The integration of more dynamic, functional data like gene expression, protein expression, protein state, metabolite levels, protein-DNA binding, and so on can directly elucidate the molecular processes underlying the pathophysiological states that define disease. The identification of molecular features like RNA, proteins, and metabolites that mediate the flow of information from DNA to disease can directly implicate specific genes and the biological processes in which they operate in disease.
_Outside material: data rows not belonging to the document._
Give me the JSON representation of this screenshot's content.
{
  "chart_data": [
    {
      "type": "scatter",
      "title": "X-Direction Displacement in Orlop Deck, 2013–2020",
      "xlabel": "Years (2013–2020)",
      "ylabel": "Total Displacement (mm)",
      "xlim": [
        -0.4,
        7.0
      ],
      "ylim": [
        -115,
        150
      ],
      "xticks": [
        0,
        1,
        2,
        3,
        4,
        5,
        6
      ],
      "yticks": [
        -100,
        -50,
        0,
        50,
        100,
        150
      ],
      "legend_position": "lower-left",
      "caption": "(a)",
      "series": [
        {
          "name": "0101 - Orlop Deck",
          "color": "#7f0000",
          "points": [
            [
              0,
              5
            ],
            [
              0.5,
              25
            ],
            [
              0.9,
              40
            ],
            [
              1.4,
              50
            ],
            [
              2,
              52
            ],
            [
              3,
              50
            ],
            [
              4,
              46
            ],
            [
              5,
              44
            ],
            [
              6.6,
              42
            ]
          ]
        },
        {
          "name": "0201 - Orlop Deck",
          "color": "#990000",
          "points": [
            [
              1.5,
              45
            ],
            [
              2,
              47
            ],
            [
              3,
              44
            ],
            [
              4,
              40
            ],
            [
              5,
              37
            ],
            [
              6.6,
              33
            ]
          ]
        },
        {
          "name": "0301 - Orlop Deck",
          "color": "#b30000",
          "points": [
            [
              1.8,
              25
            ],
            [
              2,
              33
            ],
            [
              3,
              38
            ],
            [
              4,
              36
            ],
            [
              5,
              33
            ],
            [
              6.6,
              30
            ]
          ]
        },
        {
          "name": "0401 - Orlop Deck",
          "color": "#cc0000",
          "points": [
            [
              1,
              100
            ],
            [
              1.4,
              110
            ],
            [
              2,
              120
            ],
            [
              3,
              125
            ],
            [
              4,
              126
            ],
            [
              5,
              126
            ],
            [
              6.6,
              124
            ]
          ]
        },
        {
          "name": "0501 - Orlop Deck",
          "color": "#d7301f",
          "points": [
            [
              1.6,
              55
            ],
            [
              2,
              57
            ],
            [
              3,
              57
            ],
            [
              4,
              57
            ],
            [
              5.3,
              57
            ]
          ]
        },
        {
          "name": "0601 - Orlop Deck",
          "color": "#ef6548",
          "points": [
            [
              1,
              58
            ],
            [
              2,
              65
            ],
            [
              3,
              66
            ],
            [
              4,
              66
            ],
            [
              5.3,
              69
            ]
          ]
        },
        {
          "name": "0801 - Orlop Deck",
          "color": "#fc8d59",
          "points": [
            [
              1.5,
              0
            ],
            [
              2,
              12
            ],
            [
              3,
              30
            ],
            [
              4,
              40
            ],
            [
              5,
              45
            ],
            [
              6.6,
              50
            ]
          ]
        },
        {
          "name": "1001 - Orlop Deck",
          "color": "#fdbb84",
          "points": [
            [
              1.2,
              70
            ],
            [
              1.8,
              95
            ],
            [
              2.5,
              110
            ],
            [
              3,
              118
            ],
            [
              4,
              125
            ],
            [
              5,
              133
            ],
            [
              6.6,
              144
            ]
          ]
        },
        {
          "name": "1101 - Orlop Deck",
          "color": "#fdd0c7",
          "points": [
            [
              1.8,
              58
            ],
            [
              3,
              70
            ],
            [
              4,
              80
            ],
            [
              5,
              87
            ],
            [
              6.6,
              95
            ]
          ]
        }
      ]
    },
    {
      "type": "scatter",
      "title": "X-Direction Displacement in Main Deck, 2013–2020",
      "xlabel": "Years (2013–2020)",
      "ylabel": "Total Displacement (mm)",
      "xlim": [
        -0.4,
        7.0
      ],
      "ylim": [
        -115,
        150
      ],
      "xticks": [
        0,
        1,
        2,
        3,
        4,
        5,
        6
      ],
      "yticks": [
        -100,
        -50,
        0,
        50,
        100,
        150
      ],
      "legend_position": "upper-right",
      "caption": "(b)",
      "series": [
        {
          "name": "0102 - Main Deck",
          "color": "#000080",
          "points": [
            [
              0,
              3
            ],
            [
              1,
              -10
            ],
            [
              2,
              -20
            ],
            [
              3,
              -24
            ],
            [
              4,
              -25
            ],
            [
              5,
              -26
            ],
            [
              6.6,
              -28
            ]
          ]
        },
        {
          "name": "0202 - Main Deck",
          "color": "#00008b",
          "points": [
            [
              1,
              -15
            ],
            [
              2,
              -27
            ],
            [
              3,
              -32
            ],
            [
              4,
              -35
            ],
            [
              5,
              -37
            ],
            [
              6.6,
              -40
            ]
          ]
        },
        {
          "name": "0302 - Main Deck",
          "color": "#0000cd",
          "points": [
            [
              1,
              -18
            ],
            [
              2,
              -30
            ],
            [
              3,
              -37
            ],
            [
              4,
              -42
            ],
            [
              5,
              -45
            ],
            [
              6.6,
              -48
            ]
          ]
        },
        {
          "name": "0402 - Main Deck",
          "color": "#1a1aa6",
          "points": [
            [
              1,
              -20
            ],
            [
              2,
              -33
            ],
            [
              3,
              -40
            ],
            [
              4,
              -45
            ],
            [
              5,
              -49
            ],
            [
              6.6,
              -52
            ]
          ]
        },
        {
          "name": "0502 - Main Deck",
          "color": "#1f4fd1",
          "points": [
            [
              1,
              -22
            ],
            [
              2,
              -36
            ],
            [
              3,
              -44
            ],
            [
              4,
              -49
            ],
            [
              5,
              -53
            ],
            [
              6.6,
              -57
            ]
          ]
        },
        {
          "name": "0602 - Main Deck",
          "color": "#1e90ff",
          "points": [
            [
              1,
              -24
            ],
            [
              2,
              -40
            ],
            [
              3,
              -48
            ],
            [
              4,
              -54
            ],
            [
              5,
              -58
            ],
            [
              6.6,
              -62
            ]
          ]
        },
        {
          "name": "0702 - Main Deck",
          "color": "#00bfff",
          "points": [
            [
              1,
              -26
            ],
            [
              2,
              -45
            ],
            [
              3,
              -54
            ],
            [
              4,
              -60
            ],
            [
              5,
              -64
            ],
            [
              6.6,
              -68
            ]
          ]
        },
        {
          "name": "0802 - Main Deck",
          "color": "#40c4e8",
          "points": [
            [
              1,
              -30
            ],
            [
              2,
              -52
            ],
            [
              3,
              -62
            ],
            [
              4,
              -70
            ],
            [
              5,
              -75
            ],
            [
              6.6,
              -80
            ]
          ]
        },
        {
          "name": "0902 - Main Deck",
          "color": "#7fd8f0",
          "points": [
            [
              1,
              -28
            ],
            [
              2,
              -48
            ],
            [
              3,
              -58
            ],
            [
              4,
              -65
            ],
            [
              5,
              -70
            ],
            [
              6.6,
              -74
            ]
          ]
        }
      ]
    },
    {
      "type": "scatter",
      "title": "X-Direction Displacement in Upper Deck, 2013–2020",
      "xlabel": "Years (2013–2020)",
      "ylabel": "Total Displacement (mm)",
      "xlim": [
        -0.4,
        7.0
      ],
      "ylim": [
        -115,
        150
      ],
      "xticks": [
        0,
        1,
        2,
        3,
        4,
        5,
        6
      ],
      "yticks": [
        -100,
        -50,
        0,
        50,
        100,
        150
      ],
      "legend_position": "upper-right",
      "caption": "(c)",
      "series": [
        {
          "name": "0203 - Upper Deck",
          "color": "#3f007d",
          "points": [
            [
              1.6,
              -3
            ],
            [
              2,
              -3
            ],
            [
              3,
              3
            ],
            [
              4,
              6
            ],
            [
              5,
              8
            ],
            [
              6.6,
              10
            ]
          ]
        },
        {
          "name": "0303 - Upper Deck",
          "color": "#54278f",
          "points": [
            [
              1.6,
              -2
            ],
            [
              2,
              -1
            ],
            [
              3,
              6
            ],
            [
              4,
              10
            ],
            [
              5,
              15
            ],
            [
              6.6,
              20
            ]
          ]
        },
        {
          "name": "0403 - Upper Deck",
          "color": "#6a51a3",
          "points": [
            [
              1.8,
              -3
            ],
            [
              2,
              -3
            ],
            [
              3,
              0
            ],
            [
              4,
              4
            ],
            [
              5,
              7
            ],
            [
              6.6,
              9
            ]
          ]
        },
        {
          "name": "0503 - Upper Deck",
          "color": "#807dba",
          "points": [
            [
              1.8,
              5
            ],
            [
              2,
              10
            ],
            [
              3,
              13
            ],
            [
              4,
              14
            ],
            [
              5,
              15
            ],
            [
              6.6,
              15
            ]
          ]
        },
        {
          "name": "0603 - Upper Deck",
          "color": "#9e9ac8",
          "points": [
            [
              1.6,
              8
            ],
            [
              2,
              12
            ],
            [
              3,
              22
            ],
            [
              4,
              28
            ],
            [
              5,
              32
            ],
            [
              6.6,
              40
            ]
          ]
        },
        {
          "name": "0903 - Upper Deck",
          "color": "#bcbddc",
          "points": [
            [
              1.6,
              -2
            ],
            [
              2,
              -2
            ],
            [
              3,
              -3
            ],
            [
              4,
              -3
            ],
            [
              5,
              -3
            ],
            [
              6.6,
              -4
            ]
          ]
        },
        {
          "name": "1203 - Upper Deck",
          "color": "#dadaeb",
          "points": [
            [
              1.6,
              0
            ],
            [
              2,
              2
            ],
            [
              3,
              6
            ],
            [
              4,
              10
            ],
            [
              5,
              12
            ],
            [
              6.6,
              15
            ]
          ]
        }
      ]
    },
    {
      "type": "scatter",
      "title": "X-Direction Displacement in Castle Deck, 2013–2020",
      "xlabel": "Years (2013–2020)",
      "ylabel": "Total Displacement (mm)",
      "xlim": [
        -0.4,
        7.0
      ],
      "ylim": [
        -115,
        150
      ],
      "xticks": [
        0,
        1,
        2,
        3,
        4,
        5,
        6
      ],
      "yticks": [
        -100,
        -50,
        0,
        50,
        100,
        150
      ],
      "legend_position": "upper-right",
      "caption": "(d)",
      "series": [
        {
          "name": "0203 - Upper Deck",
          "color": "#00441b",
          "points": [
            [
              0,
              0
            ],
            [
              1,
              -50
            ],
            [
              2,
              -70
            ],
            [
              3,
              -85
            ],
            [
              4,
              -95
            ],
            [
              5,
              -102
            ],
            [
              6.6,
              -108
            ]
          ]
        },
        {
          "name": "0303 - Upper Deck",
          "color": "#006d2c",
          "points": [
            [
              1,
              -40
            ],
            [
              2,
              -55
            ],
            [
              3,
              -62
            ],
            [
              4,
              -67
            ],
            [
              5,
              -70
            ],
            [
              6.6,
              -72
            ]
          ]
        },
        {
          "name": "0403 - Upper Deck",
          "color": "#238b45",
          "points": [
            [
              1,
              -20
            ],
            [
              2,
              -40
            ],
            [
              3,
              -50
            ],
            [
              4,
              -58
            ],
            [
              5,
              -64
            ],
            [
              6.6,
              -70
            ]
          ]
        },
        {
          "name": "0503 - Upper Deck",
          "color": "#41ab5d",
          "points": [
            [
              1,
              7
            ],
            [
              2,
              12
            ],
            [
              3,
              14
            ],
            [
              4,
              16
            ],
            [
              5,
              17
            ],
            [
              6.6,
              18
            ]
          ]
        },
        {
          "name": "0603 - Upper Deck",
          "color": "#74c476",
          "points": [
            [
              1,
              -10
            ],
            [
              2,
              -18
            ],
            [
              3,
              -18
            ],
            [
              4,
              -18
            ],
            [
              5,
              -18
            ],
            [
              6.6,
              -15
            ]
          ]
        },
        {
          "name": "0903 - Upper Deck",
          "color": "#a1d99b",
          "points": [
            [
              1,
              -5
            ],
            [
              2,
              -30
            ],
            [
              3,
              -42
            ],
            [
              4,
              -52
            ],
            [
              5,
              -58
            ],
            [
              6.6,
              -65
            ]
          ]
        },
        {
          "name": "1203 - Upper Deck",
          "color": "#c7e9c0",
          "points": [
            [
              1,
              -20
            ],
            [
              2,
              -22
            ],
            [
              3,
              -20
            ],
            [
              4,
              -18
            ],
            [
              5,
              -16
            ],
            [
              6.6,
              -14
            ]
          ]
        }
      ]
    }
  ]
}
Studies that seek to integrate multiple dimensions of data at the population level have the potential to reveal the network of disease causing genes acting together in coherent networks to drive disease (Chen et al., 2008; Emilsson et al., 2008; Schadt et al., 2008; Zhong et al., 2010a; Schadt and Bjorkegren 2012; Zhu et al., 2012), where such empirical networks expand upon our understanding of more canonical pathways that today provide a sparse framework in which to understand disease related processes (Tu et al., 2009; Yang et al., 2009, 2010a,b; Zhong et al., 2010a,b). The types of integrative algorithms that provide for mathematical frameworks that can simultaneously consider many different dimensions of data are beginning to emerge (Zhu et al., 2012), promising to provide a better functional understanding of disease causing genes and the contexts in which they operate, a necessary prerequisite for developing better ways of treating and diagnosing disease.
Putting all available pieces of the puzzle together, will provide us with the first impressions of the emerging larger pictures that will be needed to guide the completion of the full movie.